27 de mayo 2010 - 00:00

Rusia abandona a Irán: Ahmadineyad es un demagogo

El presidente ruso, Dmitri Medvédev, se mostró ayer en un evento con referentes académicos y culturales de varios países. Su política exterior parece acercarlo a Estados Unidos.
El presidente ruso, Dmitri Medvédev, se mostró ayer en un evento con referentes académicos y culturales de varios países. Su política exterior parece acercarlo a Estados Unidos.
Teherán y Moscú - Irán y Rusia intercambiaron ayer duros ataques por el respaldo del Kremlin a un borrador de resolución de la ONU que incluye nuevas sanciones contra del plan nuclear del régimen teocrático. El enfrentamiento refleja la preocupación del Gobierno de Mahmud Ahmadineyad ante la pérdida del que hasta ahora era uno de sus más valiosos aliados internacionales.

Valiéndose de un tono inusualmente duro para criticar al Gobierno ruso, el presidente Ahmadineyad utilizó un discurso televisado para dirigirse directamente a su par ruso, Dmitri Medvédev, quien, dijo, se había doblegado a la presión de Estados Unidos para apoyar la imposición de castigos.

Además, instó al jefe del Kremlin a ser más prudente. «Si fuera el presidente ruso, al tomar decisiones sobre temas relacionados con una gran nación (Irán) actuaría con más cuidado, lo pensaría más», declaró Ahmadineyad.

«Hoy en día, es difícil para nosotros hallar una explicación a la actitud de Medvédev hacia el pueblo iraní. La gente no sabe si los rusos son amigos, que nos apoyan, o son otra cosa», señaló.

La respuesta del Kremlin llegó horas más tarde. «Nadie ha logrado nunca preservar su autoridad con demagogia política. Estoy convencido, la historia de mil años de Irán mismo lo evidencia», precisó el asesor de alto rango de política exterior de Medvédev, Sergei Prikhodko, a través de un comunicado.

«La Federación Rusa está gobernada por sus propios intereses estatales a largo plazo. Nuestra postura es rusa: refleja los intereses de todos los pueblos de la más noble Rusia y por tanto no puede ser ni pro estadounidense ni pro iraní», puntualizó. El desacuerdo entre dos de los mayores productores de energía del mundo es el mayor en muchos años, aseguran analistas.

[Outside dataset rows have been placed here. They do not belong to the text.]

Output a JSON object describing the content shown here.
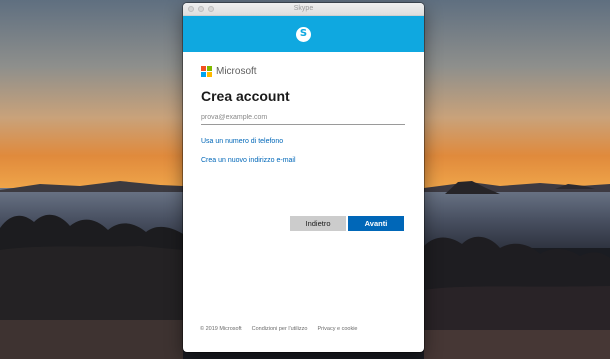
{
  "window": {
    "title": "Skype"
  },
  "header": {
    "logo_letter": "S",
    "logo_icon": "skype-icon"
  },
  "brand": {
    "name": "Microsoft",
    "logo_icon": "microsoft-logo-icon",
    "logo_colors": [
      "#f25022",
      "#7fba00",
      "#00a4ef",
      "#ffb900"
    ]
  },
  "form": {
    "heading": "Crea account",
    "email_placeholder": "prova@example.com",
    "email_value": "",
    "phone_link": "Usa un numero di telefono",
    "new_email_link": "Crea un nuovo indirizzo e-mail",
    "back_label": "Indietro",
    "next_label": "Avanti"
  },
  "footer": {
    "copyright": "© 2019 Microsoft",
    "terms": "Condizioni per l'utilizzo",
    "privacy": "Privacy e cookie"
  },
  "colors": {
    "header_blue": "#0fa8e0",
    "link_blue": "#0067b8",
    "primary_button": "#0067b8",
    "secondary_button": "#cccccc"
  }
}
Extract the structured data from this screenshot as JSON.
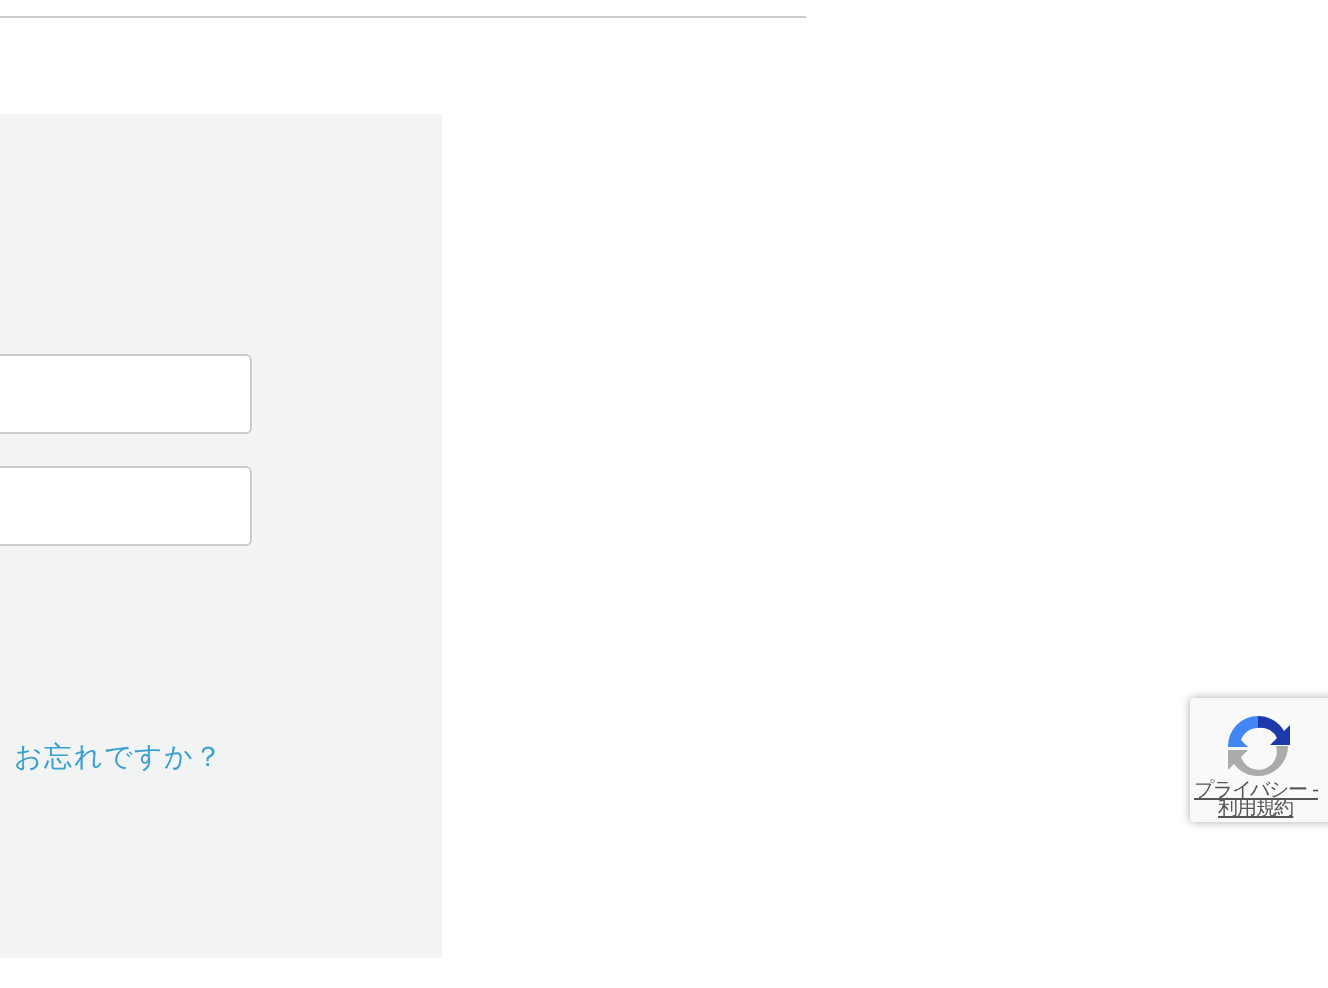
{
  "login_panel": {
    "fields": [
      {
        "kind": "input"
      },
      {
        "kind": "input"
      }
    ],
    "forgot_link": "お忘れですか？"
  },
  "recaptcha_badge": {
    "privacy_link": "プライバシー -",
    "terms_link": "利用規約"
  }
}
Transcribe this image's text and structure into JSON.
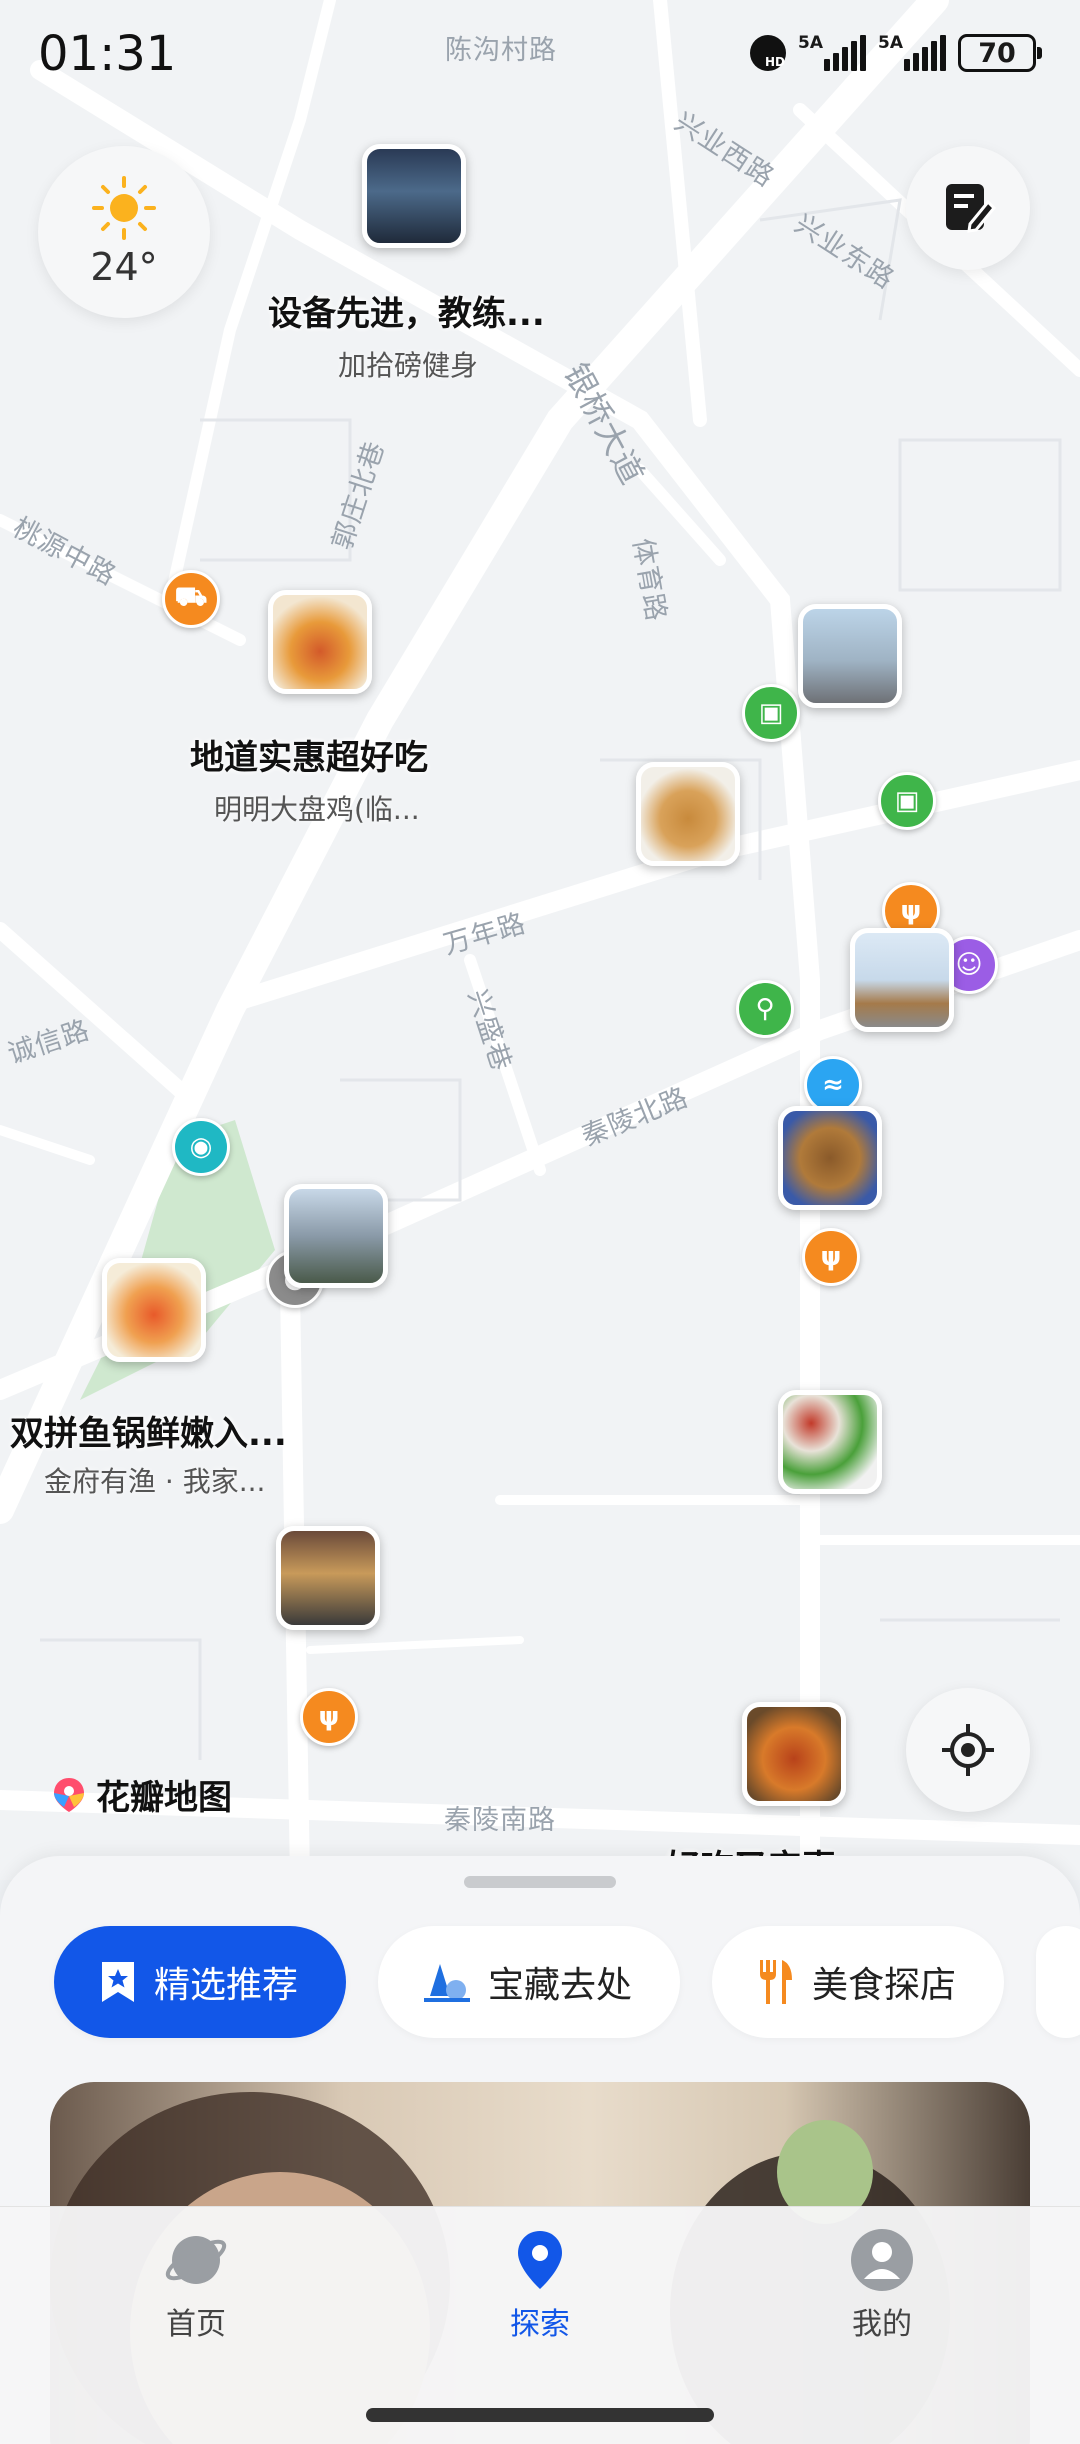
{
  "status": {
    "time": "01:31",
    "sim1": "5A",
    "sim2": "5A",
    "battery": "70"
  },
  "weather": {
    "temperature": "24°"
  },
  "roads": [
    {
      "id": "chengou",
      "name": "陈沟村路"
    },
    {
      "id": "xingyexi",
      "name": "兴业西路"
    },
    {
      "id": "xingyedong",
      "name": "兴业东路"
    },
    {
      "id": "yinqiao",
      "name": "银桥大道"
    },
    {
      "id": "guozhuang",
      "name": "郭庄北巷"
    },
    {
      "id": "taoyuan",
      "name": "桃源中路"
    },
    {
      "id": "tiyu",
      "name": "体育路"
    },
    {
      "id": "wannian",
      "name": "万年路"
    },
    {
      "id": "xingsheng",
      "name": "兴盛巷"
    },
    {
      "id": "chengxin",
      "name": "诚信路"
    },
    {
      "id": "qinlingbei",
      "name": "秦陵北路"
    },
    {
      "id": "qinlingnan",
      "name": "秦陵南路"
    }
  ],
  "pois": [
    {
      "title": "设备先进，教练...",
      "subtitle": "加拾磅健身"
    },
    {
      "title": "地道实惠超好吃",
      "subtitle": "明明大盘鸡(临..."
    },
    {
      "title": "双拼鱼锅鲜嫩入...",
      "subtitle": "金府有渔 · 我家..."
    },
    {
      "title": "好吃又实惠..."
    }
  ],
  "map_logo": "花瓣地图",
  "chips": [
    {
      "label": "精选推荐",
      "icon": "bookmark-star-icon"
    },
    {
      "label": "宝藏去处",
      "icon": "tree-icon"
    },
    {
      "label": "美食探店",
      "icon": "fork-knife-icon"
    }
  ],
  "nav": {
    "items": [
      {
        "label": "首页",
        "icon": "planet-icon"
      },
      {
        "label": "探索",
        "icon": "location-pin-icon"
      },
      {
        "label": "我的",
        "icon": "user-icon"
      }
    ]
  },
  "colors": {
    "accent": "#1257e8",
    "map_bg": "#f1f3f5",
    "road": "#ffffff",
    "park": "#cfe8cf"
  }
}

En un claro reproche a Teherán por su fracaso en disipar los temores que generan sus ambiciones atómicas, Prikhodko indicó que «cualquier incertidumbre, cualquier extremismo político, falta de transparencia o inconsistencia en la adopción de decisiones que afectan y preocupan a toda la comunidad mundial son inaceptables para nosotros». «Sería bueno si aquellos que ahora están hablando en el nombre del pueblo juicioso de Irán recordaran esto», agregó Prikhodko.

Las relaciones entre Irán y Rusia pasan por un momento crítico, con varios asuntos sobre la mesa. Ingenieros rusos construyen desde hace una década un reactor nuclear en la localidad iraní de Bushehr, en la costa del Golfo Pérsico, un proyecto iniciado por una empresa alemana y que fue abandonado por ésta tras el triunfo en 1980 de la Revolución Islámica.

La obra debería haber sido entregada el pasado año, pero sufrió diversos retrasos. Según las autoridades de ambas naciones, se están realizando las últimas pruebas y podría ser entregada en pleno funcionamiento este mismo verano boreal.

Además, Irán y Rusia firmaron años atrás un acuerdo para la compra por parte de Teherán de baterías de antiaéreos de fabricación rusa S-300. El régimen iraní volvió esta semana a instar a Rusia a que entregue el citado material bélico, objeto también de diversos retrasos.